We were given the time and date — always a Monday in Lane County — when we should return for the second hearing. It’s at this hearing where the petitioner, me, and the respondent, the still-alleged rock-throwing woman, can come face to face in the courtroom.
Watkins says it’s an awkward but legally necessary step, allowing someone to face their accuser. Protective orders “are very necessary but very capable of being abused,” Watkins says. He’s seen people try to obtain restraining orders over disagreements about which roommate should move out of an apartment.
Potter says the hearing doesn’t require an attorney, but that everyone must be present to testify. If the petitioner doesn’t show up, then the order is dropped and if the respondent doesn’t show up, it’s likely granted. Any witnesses have to be present. “They cannot write letters or provide statements,” she says.
I understand that’s how our legal system does — and should — work.
Unlike restraining orders, which expire after one year, an anti-stalking order is permanent. It’s lifted only when the original petitioner requests that it be terminated. While a respondent can ask for a stalking order to be lifted, Watkins says that can be “delicate” because you need to contact the victim.
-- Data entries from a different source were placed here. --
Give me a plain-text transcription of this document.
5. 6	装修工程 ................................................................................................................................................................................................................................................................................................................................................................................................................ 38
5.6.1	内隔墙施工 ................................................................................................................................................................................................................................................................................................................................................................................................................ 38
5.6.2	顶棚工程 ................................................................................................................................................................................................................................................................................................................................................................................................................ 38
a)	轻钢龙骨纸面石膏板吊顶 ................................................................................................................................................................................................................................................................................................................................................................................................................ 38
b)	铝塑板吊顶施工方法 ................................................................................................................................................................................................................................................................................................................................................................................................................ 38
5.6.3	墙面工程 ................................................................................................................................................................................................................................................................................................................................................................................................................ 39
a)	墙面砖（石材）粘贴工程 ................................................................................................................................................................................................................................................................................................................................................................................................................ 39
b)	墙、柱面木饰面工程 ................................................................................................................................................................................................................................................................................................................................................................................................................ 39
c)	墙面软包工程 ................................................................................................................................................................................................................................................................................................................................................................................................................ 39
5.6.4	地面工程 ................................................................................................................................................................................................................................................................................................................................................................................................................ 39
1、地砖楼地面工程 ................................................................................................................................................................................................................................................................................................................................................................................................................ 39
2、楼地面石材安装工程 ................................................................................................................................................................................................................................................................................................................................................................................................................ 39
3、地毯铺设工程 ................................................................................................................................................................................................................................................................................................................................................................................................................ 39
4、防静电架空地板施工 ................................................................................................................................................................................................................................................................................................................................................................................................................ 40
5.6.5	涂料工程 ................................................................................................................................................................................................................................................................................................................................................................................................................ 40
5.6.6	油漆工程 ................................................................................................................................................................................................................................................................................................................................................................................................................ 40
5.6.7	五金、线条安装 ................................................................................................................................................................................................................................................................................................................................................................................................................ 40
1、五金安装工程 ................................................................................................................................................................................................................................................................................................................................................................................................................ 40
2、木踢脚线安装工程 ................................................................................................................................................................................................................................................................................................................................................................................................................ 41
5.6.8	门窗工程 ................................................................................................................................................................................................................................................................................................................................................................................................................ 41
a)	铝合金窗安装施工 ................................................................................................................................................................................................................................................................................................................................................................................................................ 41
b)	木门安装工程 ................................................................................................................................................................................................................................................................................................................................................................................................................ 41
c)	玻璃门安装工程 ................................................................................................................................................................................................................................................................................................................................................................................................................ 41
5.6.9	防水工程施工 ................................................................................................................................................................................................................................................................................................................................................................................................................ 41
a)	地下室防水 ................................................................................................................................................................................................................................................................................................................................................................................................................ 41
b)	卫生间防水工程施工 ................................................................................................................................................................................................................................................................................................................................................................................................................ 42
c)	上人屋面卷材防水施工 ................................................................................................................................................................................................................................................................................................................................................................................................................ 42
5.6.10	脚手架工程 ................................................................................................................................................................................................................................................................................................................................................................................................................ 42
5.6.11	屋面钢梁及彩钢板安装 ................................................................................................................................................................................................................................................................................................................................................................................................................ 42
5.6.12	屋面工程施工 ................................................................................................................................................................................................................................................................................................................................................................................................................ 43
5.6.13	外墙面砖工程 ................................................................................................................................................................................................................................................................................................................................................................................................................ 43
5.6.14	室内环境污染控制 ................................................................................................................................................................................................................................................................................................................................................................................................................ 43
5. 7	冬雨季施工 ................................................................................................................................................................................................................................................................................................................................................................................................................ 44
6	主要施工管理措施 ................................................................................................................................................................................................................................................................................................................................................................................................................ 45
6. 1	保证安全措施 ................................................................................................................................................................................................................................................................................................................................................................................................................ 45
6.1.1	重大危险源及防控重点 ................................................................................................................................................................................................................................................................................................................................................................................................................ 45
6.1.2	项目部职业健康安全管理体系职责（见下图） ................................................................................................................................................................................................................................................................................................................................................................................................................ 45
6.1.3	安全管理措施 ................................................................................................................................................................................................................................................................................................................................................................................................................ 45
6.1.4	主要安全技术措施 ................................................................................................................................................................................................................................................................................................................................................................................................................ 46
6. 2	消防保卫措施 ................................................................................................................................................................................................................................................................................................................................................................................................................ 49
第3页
Still, I wasn’t sure how I felt about having to be in a courtroom with the woman who had made it clear she wanted to bash me in the head with a rock. It has to be worse for a petitioner who’s been assaulted.
When we get the documents, we’re told by the court to carry the documents with me and to leave one set at Eugene Weekly’s offices in case the police need to show up.
The anti-stalking order itself does not actually stop someone from coming after you again. If they violate the order, we need to call the police and show them the paperwork. Regan says, “I think people think that — or especially women — think that once they get a restraining order that somehow they’re going to literally have like a cop standing in front of their door guarding them.” And that,” she says, “is never ever going to happen.”
At the moment, that’s not a worry. The rock-throwing woman is currently in the Lane County Jail, being held on charges related to breaking windows at local nonprofits and — ironically — violating a stalking protective order. I don’t know when she might be released, but I check the Lane County Jail Inmate Viewer every couple days. She did receive the court order telling her a temporary anti-stalking order had been filed by me against her.
Regan also knows where her stalker is. Last fall, he was found unfit to stand trial after he chased his neighbors with a knife and injured a man with what the police called a handmade throwing star. (The victim described the weapon as an eight-and-a-quarter pound ball of lead with protruding five-inch nail spikes.) After being treated at the Oregon State Hospital, he was sent to state prison and could be released in August.
Regan says, “The overall sad part of it is, as long as this person is alive, he is a threat to me, a safety threat to me. And each time he gets out of jail, he is more furious that I put him there. And so each time this restraining order is enforced, it’s actually making me less safe. It’s an incredibly broken system.”